(cont.)
»Yo estaba confundido con aquella melodía que había conmovido mi corazón. Mi halcón, tan pronto como oyó las primeras notas, se intranquilizó, para después desaparecer en el aire y no volver más. Yo, sin embargo, incapaz de resistir, seguí oyendo aquella seductora melodía que confusa, unas veces se alejaba y, otras, llevada por el viento, parecía acercarse.
»Finalmente salí del bosque y divisé delante de mí, sobre la cumbre de una montaña, un majestuoso castillo. Desde arriba hasta el bosque, sonreía un bellísimo jardín, repleto de todos los colores, que rodeaba al castillo como un anillo mágico. Todos los árboles y los setos, encendidos por los tonos violentos del otoño, aparecían purpúreos, amarillos oro y rojos fuego. Altos áster, las últimas estrellas del verano, brillaban allí con múltiples destellos. El sol poniente derramaba sus últimos rayos sobre aquella deliciosa altura, reflejando sus deslumbrantes llamas en las ventanas y en las fuentes.
»Me di cuenta entonces de que el sonido de los cuernos de caza que había escuchado poco antes provenía de este jardín. Vi con espanto, en medio de tanta magnificencia, bajo los emparrados, a la doncella de mis sueños, que paseaba cantando la misma melodía.

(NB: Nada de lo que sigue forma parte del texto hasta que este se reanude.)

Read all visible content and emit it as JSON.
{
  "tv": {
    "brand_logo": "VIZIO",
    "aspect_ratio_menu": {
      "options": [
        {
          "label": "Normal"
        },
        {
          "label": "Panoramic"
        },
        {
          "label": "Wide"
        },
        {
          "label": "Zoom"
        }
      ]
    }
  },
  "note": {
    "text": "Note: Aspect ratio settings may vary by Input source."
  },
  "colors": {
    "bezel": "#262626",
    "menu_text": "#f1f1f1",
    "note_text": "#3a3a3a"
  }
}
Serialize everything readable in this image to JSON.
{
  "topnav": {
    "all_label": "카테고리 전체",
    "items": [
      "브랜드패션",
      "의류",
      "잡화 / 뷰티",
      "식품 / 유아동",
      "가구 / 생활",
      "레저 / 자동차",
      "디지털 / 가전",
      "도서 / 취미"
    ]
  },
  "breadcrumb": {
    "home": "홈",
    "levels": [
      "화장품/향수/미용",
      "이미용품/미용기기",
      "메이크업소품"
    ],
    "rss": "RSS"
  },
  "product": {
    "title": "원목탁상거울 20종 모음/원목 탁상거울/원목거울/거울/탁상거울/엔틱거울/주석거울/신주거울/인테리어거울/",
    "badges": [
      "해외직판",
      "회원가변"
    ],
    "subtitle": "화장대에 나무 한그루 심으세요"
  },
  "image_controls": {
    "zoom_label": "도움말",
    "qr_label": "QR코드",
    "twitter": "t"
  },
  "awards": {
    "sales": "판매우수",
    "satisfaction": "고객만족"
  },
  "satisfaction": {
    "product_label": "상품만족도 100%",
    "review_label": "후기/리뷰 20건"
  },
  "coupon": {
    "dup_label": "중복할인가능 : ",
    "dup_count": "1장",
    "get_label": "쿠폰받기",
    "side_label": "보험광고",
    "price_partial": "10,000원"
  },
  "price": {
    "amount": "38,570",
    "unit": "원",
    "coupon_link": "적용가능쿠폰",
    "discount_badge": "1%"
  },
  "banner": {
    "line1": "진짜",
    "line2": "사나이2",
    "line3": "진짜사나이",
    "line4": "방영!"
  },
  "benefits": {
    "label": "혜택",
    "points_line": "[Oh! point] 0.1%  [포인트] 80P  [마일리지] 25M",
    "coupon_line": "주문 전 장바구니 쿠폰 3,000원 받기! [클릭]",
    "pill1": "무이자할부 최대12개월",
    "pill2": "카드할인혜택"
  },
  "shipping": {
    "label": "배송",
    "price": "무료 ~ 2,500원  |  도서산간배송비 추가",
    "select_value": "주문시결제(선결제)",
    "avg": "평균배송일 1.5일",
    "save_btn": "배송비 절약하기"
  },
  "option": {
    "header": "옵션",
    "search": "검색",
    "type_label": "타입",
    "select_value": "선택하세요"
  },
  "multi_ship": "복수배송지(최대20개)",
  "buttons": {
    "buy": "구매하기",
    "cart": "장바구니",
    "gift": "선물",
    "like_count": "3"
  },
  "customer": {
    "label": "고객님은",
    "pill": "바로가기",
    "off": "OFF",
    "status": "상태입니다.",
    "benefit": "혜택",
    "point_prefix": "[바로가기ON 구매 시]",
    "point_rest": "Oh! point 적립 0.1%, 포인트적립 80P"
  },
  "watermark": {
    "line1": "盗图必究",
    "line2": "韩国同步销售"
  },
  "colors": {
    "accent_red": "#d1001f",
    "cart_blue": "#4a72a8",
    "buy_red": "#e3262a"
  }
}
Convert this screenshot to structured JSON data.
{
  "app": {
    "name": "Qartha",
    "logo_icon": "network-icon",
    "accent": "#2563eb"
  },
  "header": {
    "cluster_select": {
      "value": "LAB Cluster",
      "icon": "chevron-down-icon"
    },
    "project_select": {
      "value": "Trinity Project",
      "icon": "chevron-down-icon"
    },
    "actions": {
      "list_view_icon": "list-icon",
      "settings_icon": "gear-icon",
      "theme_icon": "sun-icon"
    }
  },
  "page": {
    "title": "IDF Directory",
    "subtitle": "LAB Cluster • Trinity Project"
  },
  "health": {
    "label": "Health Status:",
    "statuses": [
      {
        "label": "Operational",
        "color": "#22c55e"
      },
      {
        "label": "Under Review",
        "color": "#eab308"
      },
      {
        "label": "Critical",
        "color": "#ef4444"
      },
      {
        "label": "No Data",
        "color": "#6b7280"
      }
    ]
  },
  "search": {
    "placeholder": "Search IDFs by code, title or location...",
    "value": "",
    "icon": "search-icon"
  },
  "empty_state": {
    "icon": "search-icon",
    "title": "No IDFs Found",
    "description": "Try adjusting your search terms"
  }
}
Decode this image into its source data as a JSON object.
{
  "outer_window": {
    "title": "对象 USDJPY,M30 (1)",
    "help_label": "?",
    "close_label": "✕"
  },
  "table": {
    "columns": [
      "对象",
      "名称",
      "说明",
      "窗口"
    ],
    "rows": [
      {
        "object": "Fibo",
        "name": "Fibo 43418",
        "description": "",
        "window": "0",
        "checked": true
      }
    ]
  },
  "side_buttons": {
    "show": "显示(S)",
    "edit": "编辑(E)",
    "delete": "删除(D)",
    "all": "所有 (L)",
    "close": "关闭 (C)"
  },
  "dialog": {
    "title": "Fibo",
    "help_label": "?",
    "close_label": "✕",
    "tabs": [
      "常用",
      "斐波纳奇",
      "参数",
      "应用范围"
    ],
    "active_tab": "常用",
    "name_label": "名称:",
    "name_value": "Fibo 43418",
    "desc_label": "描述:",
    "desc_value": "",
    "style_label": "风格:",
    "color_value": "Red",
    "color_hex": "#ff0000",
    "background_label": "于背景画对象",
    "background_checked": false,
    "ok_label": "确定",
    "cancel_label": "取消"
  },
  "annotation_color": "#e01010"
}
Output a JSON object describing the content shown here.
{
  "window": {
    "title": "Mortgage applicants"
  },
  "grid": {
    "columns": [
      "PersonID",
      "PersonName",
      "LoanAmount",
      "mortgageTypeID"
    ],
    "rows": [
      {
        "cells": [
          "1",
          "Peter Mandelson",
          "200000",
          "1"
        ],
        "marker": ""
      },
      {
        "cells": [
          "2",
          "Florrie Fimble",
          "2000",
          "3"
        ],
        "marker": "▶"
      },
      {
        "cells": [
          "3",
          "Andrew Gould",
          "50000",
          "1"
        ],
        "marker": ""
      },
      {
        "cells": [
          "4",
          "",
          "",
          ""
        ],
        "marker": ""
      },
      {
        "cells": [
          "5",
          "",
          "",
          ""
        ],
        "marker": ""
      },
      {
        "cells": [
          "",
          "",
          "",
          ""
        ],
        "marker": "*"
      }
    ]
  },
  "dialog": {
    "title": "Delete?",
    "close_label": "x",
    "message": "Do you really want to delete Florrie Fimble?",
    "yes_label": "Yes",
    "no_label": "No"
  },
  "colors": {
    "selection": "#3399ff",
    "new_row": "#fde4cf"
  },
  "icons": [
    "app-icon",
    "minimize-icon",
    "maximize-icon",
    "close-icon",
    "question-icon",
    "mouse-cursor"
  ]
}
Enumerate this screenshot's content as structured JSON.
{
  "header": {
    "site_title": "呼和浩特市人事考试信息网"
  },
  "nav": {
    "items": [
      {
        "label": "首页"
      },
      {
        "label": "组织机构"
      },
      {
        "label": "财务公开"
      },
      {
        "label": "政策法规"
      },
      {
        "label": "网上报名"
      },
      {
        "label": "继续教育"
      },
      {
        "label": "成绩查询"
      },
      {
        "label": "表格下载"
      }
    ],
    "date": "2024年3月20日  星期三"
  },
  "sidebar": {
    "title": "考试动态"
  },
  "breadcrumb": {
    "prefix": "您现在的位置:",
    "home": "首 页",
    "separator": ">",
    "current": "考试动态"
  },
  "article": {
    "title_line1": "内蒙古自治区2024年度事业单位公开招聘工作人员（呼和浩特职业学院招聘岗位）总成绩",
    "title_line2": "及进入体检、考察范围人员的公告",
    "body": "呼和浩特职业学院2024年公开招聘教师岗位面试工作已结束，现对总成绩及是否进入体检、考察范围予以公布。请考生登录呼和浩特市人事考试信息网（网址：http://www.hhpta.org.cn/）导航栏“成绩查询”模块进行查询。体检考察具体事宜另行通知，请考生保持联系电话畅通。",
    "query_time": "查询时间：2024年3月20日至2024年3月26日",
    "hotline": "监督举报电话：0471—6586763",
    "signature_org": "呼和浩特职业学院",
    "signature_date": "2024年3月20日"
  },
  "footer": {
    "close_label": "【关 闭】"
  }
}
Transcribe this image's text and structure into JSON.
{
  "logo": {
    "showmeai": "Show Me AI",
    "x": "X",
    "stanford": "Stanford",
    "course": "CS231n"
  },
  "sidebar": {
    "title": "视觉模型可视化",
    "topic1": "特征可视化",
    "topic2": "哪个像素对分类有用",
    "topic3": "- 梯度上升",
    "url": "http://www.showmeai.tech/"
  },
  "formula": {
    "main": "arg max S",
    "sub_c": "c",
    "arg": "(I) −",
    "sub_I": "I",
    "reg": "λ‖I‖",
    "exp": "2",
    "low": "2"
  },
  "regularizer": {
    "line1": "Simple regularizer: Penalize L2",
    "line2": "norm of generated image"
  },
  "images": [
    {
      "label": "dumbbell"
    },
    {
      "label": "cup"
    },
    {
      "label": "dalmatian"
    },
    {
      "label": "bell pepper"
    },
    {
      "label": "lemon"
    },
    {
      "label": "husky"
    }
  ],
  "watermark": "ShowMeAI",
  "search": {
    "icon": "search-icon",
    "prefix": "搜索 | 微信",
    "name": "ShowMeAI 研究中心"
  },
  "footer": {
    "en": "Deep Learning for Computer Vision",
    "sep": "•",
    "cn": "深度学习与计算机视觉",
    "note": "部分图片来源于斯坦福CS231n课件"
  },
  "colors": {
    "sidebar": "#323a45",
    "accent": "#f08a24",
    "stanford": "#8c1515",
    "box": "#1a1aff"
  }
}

Al verme calló, pero los cuernos de caza seguían sonando. Hermosos muchachos, vestidos de seda, se acercaron a mí y me ayudaron a desmontar.
»Pasé a través del arco ligero y dorado de la cancela, directo hacia la explanada del jardín, donde se encontraba mi amada y caí a sus pies, vencido por tanta belleza. Llevaba un vestido rojo oscuro; largos velos transparentes cubrían sus rizos dorados, que una diadema de piedras preciosas sujetaba sobre la frente.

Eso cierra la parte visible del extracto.